Fragen zur Offenlegung der Vergütung an der Spitze der Europäischen Zentralbank rücken erneut in den Fokus. Laut einem Bericht der „Financial Times“ soll EZB-Präsidentin Christine Lagarde im Jahr 2024 insgesamt rund 726.000 Euro verdient haben. Damit liegt ihre tatsächliche Bezahlung deutlich über dem im Jahresbericht der EZB ausgewiesenen Grundgehalt von 466.000 Euro.
Zusätzliche Zahlungen erklärt
Wie die „Financial Times“ berichtet, ergibt sich die Differenz aus zusätzlichen Zahlungen, die über das Grundgehalt hinausgehen. Demnach erhält Lagarde geldwerte Vorteile in geschätzter Höhe von 135.000 Euro, unter anderem für Wohnkosten und weitere Leistungen. Zusätzlich soll sie rund 125.000 Euro für ihre Tätigkeit als Mitglied des Verwaltungsrats der Bank für Internationalen Zahlungsausgleich verdienen.
Vergleich mit anderen Spitzenposten
Mit diesen Bezügen verdient Lagarde laut Bericht fast viermal so viel wie der Vorsitzende der US-Zentralbank Federal Reserve. Fed-Chef Jerome Powell erhält demnach ein Jahresgehalt von 203.000 US-Dollar, was rund 172.720 Euro entspricht. Bereits ihr Grundgehalt macht Lagarde zur bestbezahlten Amtsträgerin der Europäischen Union. Das Gehalt von EU-Kommissionspräsidentin Ursula von der Leyen liegt laut Bericht um 21 Prozent darunter.
EZB reagiert nicht konkret
Beiträge der EZB zu Lagardes Pension sowie Kosten für Kranken- und andere Versicherungen konnten laut „Financial Times“ aufgrund fehlender Daten nicht in die Berechnungen einbezogen werden. Die Zeitung gab an, der EZB sowohl die Methodik als auch die Annahmen und Ergebnisse offengelegt zu haben. Eine Stellungnahme dazu blieb aus.
Vonseiten der EZB hieß es lediglich, dass das Gehalt der Präsidentin vom Vergütungsausschuss und dem EZB-Rat bereits bei der Gründung der Bank im Jahr 1998 festgelegt worden sei. Die einzige Änderung bestehe in den jährlichen Gehaltsanpassungen, die für alle Mitarbeitenden gelten. Zudem erklärte die EZB, ihre Offenlegungspraxis entspreche jener vieler internationaler öffentlicher Institutionen und das Maß an Transparenz sei im Laufe der Zeit erhöht worden.

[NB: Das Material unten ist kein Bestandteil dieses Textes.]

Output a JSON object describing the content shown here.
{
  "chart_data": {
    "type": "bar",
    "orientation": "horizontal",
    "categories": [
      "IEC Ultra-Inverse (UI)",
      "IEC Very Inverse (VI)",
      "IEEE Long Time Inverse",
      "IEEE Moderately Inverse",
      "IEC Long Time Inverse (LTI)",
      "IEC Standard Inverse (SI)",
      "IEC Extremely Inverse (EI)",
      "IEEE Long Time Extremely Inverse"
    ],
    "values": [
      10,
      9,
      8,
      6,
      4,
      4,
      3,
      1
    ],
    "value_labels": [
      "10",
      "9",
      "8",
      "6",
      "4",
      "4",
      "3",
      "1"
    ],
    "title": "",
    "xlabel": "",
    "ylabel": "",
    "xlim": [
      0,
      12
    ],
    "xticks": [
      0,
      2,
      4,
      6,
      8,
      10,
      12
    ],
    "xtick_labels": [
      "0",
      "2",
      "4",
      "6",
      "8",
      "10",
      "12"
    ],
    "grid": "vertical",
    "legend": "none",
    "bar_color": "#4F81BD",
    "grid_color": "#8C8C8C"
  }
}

Die Bank für Internationalen Zahlungsausgleich lehnte laut Bericht eine Stellungnahme ab.
Gesamtvergütung und Pension
Laut der Analyse der „Financial Times“ könnte Lagarde für ihre achtjährige Amtszeit als EZB-Präsidentin aufgrund zusätzlicher einmaliger Zahlungen sowie möglicher Übergangszahlungen auf eine Gesamtvergütung von bis zu 6,5 Millionen Euro kommen. Das entspräche einer durchschnittlichen Jahressumme von etwa 810.000 Euro. Ab dem Jahr 2030 kann Lagarde dem Bericht zufolge zudem mit einer jährlichen Pension von rund 178.000 Euro rechnen.